Based on current market observations as of mid-2026, here is a summary of the readiness landscape for top universal and digital banks in the Philippines:
| Bank | Type | Public API Portal | MCP Support | CLI Tools |
|---|---|---|---|---|
| UnionBank | Universal | Yes (150+ APIs) | No | No |
| Maya Bank | Digital | Yes (Developer Hub) | No | No |
| Tonik Digital Bank | Digital | Yes (API-first) | No | No |
| BPI | Universal | Yes (Open Banking) | No | No |
| BDO Unibank | Universal | Yes (via aggregators) | No | No |
| GoTyme Bank | Digital | Yes | No | No |
This data is based on the best knowledge available at the time of writing (mid-2026) and is derived from public sources. Banking offerings in the AI space are evolving rapidly. I would be pleased to update this table if any information is found to be non-current or inaccurate. Please check each bank’s official developer portal or contact their innovation teams directly for the latest sandbox access and protocol support. Find the full table for all top 10 universal banks and 6 digital banks at the end of the article.
Key takeaway: While UnionBank, Maya, and Tonik lead in API accessibility, there is a clear deficiency in AI-native tooling across the board. This leaves Philippine businesses reliant on foreign banks or inefficient workarounds for seamless AI financial workflows.
What is the path forward for Philippine financial institutions?#
To move from legacy systems to AI-enabling infrastructure, I suggest that banks prioritize the following:
- Open Developer Portals: Publish comprehensive documentation and robust sandbox environments.
- Standardized AI Access: Implement support for MCP servers to enable standardized, secure tool-calling by AI agents.
- Agent-Centric Interfaces: Offer CLI tools and natural language interfaces that complement traditional REST APIs.
- Trust and Consent Management: Prioritize security and auditability to build the necessary trust for autonomous AI interactions.
Banks that act now can leapfrog their competitors and position the Philippines as a regional hub for AI-native finance in Southeast Asia. The future of banking isn’t just about smarter apps: it is about the banks that power the intelligence layer itself.
Appendix: Philippine Banking AI Readiness (Full Dataset)#
The following table provides a comprehensive view of the current state of API accessibility and AI-native infrastructure across the top 10 universal banks and all 6 licensed digital banks in the Philippines as of mid-2026.
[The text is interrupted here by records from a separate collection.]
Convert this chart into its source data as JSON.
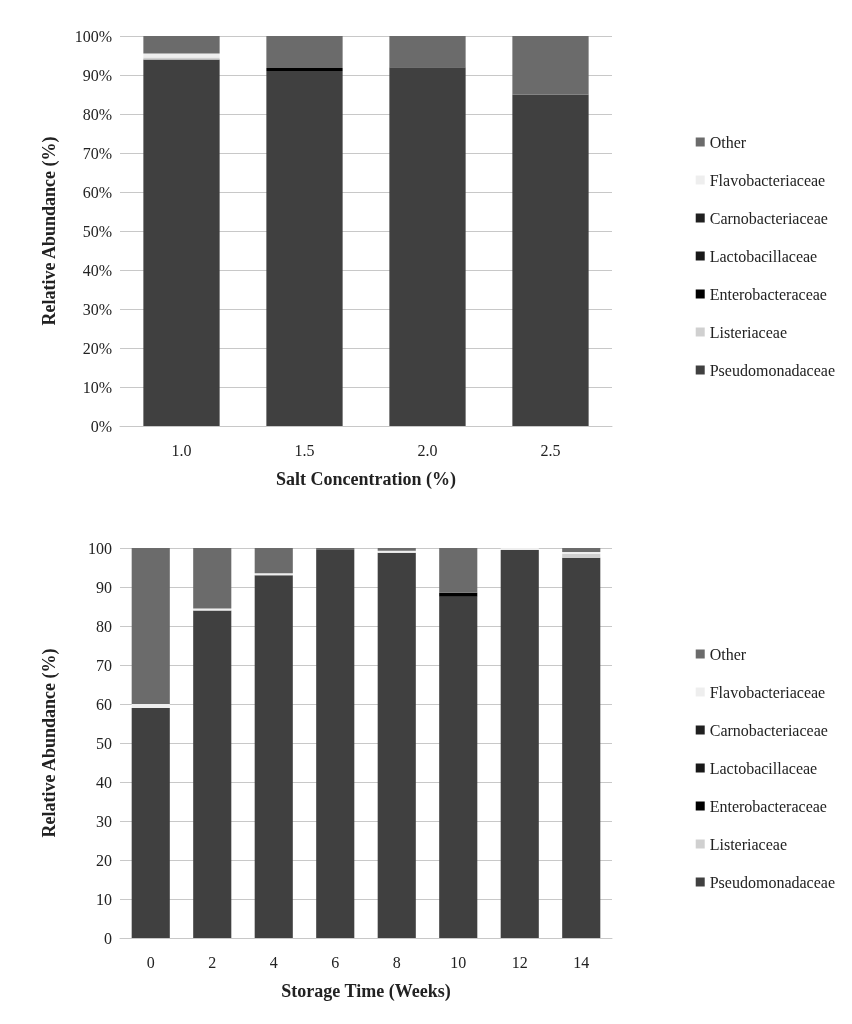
{
  "chart_data": [
    {
      "type": "bar",
      "stacked": true,
      "xlabel": "Salt Concentration (%)",
      "ylabel": "Relative Abundance (%)",
      "categories": [
        "1.0",
        "1.5",
        "2.0",
        "2.5"
      ],
      "ylim": [
        0,
        100
      ],
      "yticks": [
        {
          "value": 0,
          "label": "0%"
        },
        {
          "value": 10,
          "label": "10%"
        },
        {
          "value": 20,
          "label": "20%"
        },
        {
          "value": 30,
          "label": "30%"
        },
        {
          "value": 40,
          "label": "40%"
        },
        {
          "value": 50,
          "label": "50%"
        },
        {
          "value": 60,
          "label": "60%"
        },
        {
          "value": 70,
          "label": "70%"
        },
        {
          "value": 80,
          "label": "80%"
        },
        {
          "value": 90,
          "label": "90%"
        },
        {
          "value": 100,
          "label": "100%"
        }
      ],
      "grid": "y",
      "legend": "right",
      "series": [
        {
          "name": "Pseudomonadaceae",
          "color": "#404040",
          "values": [
            94,
            91,
            92,
            85
          ]
        },
        {
          "name": "Listeriaceae",
          "color": "#d0d0d0",
          "values": [
            0.5,
            0,
            0,
            0
          ]
        },
        {
          "name": "Enterobacteraceae",
          "color": "#000000",
          "values": [
            0,
            0.8,
            0,
            0
          ]
        },
        {
          "name": "Lactobacillaceae",
          "color": "#181818",
          "values": [
            0,
            0,
            0,
            0
          ]
        },
        {
          "name": "Carnobacteriaceae",
          "color": "#202020",
          "values": [
            0,
            0,
            0,
            0
          ]
        },
        {
          "name": "Flavobacteriaceae",
          "color": "#eeeeee",
          "values": [
            1,
            0,
            0,
            0
          ]
        },
        {
          "name": "Other",
          "color": "#6b6b6b",
          "values": [
            4.5,
            8.2,
            8,
            15
          ]
        }
      ]
    },
    {
      "type": "bar",
      "stacked": true,
      "xlabel": "Storage Time (Weeks)",
      "ylabel": "Relative Abundance (%)",
      "categories": [
        "0",
        "2",
        "4",
        "6",
        "8",
        "10",
        "12",
        "14"
      ],
      "ylim": [
        0,
        100
      ],
      "yticks": [
        0,
        10,
        20,
        30,
        40,
        50,
        60,
        70,
        80,
        90,
        100
      ],
      "grid": "y",
      "legend": "right",
      "series": [
        {
          "name": "Pseudomonadaceae",
          "color": "#404040",
          "values": [
            59,
            84,
            93,
            99.7,
            98.8,
            87.5,
            99.5,
            97.5
          ]
        },
        {
          "name": "Listeriaceae",
          "color": "#d0d0d0",
          "values": [
            0,
            0,
            0,
            0,
            0,
            0,
            0,
            1
          ]
        },
        {
          "name": "Enterobacteraceae",
          "color": "#000000",
          "values": [
            0,
            0,
            0,
            0,
            0,
            1,
            0,
            0
          ]
        },
        {
          "name": "Lactobacillaceae",
          "color": "#181818",
          "values": [
            0,
            0,
            0,
            0,
            0,
            0,
            0,
            0
          ]
        },
        {
          "name": "Carnobacteriaceae",
          "color": "#202020",
          "values": [
            0,
            0,
            0,
            0,
            0,
            0,
            0,
            0
          ]
        },
        {
          "name": "Flavobacteriaceae",
          "color": "#eeeeee",
          "values": [
            1,
            0.5,
            0.5,
            0,
            0.5,
            0,
            0.5,
            0.5
          ]
        },
        {
          "name": "Other",
          "color": "#6b6b6b",
          "values": [
            40,
            15.5,
            6.5,
            0.3,
            0.7,
            11.5,
            0,
            1
          ]
        }
      ]
    }
  ]
}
| Bank | Type | Publishes API/Developer Portal | MCP | CLI |
|---|---|---|---|---|
| BDO Unibank | Universal (Top) | Yes (via aggregators) | No | No |
| BPI | Universal (Top) | Yes (Open Banking) | No | No |
| Metrobank | Universal (Top) | Limited | No | No |
| LandBank | Universal (Top) | Limited | No | No |
| China Bank | Universal | Limited | No | No |
| RCBC | Universal | Yes | No | No |
| Security Bank | Universal | Yes | No | No |
| PNB | Universal | Limited | No | No |
| UnionBank | Universal | Yes (150+ APIs) | No | No |
| UnionDigital Bank | Digital | Yes | No | No |
| Maya Bank | Digital | Yes (Developer Hub) | No | No |
| GoTyme Bank | Digital | Yes | No | No |
| UNO Digital Bank | Digital | Limited | No | No |
| Tonik Digital Bank | Digital | Yes (API-first) | No | No |
| OFBank | Digital | Limited | No | No |
This data is based on the best knowledge available at the time of writing (mid-2026) and is derived from public sources. Banking offerings in the AI space are evolving rapidly. I would be pleased to update this table if any information is found to be non-current or inaccurate. Please check each bank’s official developer portal or contact their innovation teams directly for the latest sandbox access and protocol support.